Profet Task modules¶
Surrogate (simulated) tasks created using the Profet algorithm.
For a detailed description of Profet, see original paper at https://arxiv.org/abs/1905.12982 or source code at https://github.com/EmuKit/emukit/tree/main/emukit/examples/profet
Klein, Aaron, Zhenwen Dai, Frank Hutter, Neil Lawrence, and Javier Gonzalez. “Meta-surrogate benchmarking for hyperparameter optimization.” Advances in Neural Information Processing Systems 32 (2019): 6270-6280.
- class orion.benchmark.task.profet.ProfetFcNetTask(max_trials: int = 100, input_dir: Union[Path, str] = 'profet_data', checkpoint_dir: Optional[Union[Path, str]] = None, model_config: Optional[MetaModelConfig] = None, device: Optional[Union[str, Any]] = None, with_grad: bool = False)[source]¶
Simulated Task consisting in training a fully-connected network.
Methods
ModelConfig
([benchmark, task_id, seed, ...])Config for training the Profet model on an FcNet task.
call
(learning_rate, batch_size, ...)Get the value of the sampled objective function at the given point (hyper-parameters).
Return the search space for the task objective function
- class ModelConfig(benchmark: str = 'fcnet', task_id: int = 0, seed: int = 123, num_burnin_steps: int = 50000, num_steps: int = 13000, mcmc_thining: int = 100, lr: float = 0.01, batch_size: int = 5, max_samples: Optional[int] = None, n_inducing_lvm: int = 50, max_iters: int = 10000, n_samples_task: int = 500)[source]¶
Config for training the Profet model on an FcNet task.
Size of the hidden space for this benchmark.
- json_file_name: ClassVar[str] = 'data_sobol_fcnet.json'¶
Name of the json file that contains the data of this benchmark.
- log_cost: ClassVar[bool] = True¶
Whether to apply
numpy.log
onto the raw data for the cost of each point.

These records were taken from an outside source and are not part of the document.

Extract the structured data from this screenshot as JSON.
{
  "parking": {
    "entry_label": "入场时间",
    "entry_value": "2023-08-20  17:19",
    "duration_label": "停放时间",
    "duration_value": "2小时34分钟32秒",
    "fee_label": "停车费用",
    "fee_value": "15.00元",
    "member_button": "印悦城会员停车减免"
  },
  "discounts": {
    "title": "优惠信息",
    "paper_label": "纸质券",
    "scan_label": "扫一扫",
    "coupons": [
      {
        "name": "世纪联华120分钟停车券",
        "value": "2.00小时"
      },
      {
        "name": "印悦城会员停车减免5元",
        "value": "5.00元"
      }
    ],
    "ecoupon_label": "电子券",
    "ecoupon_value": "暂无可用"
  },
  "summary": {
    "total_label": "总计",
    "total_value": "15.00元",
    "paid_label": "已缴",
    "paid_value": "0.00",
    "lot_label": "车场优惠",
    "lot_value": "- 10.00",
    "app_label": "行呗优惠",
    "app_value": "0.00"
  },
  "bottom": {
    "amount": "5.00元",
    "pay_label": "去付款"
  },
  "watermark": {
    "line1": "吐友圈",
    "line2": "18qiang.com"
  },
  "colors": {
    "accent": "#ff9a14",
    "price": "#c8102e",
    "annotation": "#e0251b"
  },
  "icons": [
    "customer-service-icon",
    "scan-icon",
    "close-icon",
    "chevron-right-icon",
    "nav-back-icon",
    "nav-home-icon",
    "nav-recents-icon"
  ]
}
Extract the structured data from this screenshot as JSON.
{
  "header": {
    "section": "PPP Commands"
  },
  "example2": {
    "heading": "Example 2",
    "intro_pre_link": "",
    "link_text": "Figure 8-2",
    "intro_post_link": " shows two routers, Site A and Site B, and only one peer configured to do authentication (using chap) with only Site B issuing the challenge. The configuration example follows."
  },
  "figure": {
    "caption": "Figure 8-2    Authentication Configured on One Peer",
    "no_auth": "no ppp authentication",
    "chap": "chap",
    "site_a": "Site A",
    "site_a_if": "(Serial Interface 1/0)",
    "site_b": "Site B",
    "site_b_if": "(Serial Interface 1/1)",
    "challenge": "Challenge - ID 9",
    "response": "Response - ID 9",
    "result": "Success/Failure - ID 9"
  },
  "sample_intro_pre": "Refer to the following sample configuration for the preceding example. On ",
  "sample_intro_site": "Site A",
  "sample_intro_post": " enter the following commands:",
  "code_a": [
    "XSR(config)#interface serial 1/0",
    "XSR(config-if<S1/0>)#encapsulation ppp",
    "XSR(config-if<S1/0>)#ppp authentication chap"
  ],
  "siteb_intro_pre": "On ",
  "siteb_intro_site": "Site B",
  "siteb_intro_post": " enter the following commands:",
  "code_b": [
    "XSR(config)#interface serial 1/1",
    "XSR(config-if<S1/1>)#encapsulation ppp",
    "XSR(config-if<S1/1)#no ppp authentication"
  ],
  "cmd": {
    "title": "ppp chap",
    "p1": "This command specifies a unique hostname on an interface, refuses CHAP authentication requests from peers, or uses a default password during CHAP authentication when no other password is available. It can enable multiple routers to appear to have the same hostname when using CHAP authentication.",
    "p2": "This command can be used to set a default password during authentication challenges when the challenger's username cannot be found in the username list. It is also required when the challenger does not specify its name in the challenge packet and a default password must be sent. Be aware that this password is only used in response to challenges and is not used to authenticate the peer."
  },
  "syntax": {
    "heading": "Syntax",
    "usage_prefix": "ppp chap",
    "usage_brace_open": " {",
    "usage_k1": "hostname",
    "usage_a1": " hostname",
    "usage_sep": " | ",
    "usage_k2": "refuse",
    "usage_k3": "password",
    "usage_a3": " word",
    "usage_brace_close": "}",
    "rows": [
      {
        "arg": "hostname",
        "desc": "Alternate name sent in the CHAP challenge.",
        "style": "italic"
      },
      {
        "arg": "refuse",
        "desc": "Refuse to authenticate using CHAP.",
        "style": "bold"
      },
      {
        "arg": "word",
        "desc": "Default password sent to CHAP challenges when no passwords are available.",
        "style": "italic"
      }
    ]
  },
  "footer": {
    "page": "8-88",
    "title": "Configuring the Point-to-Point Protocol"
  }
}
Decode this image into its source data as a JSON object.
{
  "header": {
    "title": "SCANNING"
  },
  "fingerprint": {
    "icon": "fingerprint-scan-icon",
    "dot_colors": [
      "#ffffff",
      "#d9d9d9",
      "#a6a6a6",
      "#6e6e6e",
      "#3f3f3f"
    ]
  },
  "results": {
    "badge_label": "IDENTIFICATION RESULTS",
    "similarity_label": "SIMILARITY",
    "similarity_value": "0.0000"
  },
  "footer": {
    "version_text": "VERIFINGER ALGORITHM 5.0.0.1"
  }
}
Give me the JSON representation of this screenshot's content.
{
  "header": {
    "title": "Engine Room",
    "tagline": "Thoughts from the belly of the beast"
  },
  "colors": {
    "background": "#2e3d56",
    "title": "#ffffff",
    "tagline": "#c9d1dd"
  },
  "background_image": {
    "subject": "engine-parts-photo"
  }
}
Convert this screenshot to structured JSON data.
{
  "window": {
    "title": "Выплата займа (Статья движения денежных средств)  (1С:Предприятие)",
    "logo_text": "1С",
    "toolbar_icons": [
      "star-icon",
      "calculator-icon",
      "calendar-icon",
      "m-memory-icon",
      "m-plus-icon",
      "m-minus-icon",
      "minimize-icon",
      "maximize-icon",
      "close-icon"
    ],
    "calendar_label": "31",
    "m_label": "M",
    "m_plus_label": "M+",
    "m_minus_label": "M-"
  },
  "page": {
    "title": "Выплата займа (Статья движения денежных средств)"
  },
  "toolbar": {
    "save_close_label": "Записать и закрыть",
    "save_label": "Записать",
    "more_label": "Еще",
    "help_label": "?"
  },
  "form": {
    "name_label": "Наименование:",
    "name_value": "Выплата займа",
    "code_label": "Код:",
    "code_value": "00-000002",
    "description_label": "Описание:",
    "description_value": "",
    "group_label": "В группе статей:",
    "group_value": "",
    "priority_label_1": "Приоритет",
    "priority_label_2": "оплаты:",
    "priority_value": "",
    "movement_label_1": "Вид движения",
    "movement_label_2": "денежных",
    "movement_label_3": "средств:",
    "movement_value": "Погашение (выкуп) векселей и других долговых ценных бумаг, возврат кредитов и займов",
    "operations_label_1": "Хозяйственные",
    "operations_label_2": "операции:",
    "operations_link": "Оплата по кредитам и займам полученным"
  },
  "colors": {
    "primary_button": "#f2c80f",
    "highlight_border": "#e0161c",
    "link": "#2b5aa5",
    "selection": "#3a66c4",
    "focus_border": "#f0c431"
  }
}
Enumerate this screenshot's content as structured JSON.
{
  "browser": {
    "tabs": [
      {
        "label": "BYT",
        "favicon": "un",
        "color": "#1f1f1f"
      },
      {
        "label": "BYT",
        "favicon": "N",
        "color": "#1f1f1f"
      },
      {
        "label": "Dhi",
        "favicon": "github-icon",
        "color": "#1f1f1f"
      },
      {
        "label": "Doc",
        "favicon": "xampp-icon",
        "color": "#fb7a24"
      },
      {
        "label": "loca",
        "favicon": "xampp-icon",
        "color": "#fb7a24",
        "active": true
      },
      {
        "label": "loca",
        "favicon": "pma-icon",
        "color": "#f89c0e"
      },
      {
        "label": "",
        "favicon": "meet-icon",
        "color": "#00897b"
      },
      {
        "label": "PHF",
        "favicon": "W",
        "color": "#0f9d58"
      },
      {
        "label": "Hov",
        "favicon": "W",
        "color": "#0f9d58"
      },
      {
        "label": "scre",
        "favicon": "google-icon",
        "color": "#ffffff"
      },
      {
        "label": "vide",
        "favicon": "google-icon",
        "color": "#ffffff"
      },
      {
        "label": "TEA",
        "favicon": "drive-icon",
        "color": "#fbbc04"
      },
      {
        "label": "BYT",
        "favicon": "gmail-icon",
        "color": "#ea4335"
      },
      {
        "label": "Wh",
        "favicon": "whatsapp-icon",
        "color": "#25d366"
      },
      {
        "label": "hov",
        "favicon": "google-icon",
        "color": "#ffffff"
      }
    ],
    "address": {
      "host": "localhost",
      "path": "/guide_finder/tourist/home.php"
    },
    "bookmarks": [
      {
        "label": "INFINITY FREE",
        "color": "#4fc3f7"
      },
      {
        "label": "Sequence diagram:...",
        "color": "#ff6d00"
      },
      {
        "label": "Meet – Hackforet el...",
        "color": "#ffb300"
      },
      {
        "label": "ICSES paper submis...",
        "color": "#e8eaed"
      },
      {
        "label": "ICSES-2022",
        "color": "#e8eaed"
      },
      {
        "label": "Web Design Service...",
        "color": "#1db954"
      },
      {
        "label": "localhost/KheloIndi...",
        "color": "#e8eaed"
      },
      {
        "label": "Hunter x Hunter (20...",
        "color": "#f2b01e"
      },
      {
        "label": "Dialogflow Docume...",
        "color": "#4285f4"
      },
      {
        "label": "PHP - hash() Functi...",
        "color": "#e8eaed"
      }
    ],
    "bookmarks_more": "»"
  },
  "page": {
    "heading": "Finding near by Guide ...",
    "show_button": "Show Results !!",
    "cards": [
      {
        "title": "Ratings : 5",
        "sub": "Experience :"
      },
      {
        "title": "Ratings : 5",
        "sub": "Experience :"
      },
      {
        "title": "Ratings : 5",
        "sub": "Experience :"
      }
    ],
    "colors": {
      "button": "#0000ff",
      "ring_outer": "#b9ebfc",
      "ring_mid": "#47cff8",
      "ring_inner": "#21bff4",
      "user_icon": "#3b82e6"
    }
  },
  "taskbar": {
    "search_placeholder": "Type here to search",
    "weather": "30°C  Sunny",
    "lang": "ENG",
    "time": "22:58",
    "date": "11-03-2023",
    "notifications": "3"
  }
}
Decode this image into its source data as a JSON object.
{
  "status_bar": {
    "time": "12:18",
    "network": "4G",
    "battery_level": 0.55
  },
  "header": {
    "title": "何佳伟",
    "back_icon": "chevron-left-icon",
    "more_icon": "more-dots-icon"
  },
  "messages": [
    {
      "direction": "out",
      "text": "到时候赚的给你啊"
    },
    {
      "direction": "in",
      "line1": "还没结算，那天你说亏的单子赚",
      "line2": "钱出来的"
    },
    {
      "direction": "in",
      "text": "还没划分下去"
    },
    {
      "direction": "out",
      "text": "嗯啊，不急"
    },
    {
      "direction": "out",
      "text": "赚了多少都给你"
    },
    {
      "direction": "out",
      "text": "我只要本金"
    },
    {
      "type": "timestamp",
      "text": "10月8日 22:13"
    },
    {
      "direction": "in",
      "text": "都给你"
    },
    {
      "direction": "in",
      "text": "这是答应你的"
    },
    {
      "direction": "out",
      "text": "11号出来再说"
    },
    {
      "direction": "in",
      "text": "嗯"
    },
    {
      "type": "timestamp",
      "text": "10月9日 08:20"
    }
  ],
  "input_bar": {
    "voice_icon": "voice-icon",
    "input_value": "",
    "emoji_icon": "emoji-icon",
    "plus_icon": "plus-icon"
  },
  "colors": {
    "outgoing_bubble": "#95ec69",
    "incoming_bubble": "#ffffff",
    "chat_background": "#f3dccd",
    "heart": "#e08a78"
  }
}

- log_target: ClassVar[bool] = False¶
Whether to apply
numpy.log
onto the raw data for the y of each point.
- call(learning_rate: float, batch_size: int, units_layer1: int, units_layer2: int, dropout_rate_l1: float, dropout_rate_l2: float) List[Dict] [source]¶
Get the value of the sampled objective function at the given point (hyper-parameters).
If self.with_grad is set, also returns the gradient of the objective function with respect to the inputs.
- Parameters
- **kwargs
Dictionary of hyper-parameters.
- Returns
- List[Dict]
Result dictionaries: objective and optionally gradient.
- Raises
- ValueError
If the input isn’t of a supported type.
- class orion.benchmark.task.profet.ProfetForresterTask(max_trials: int = 100, input_dir: Union[Path, str] = 'profet_data', checkpoint_dir: Optional[Union[Path, str]] = None, model_config: Optional[MetaModelConfig] = None, device: Optional[Union[str, Any]] = None, with_grad: bool = False)[source]¶
Simulated Task consisting in training a model on a variant of the Forrester function.
Methods
ModelConfig
([benchmark, task_id, seed, ...])Config for training the Profet model on a Forrester task.
call
(x)Get the value of the sampled objective function at the given point (hyper-parameters).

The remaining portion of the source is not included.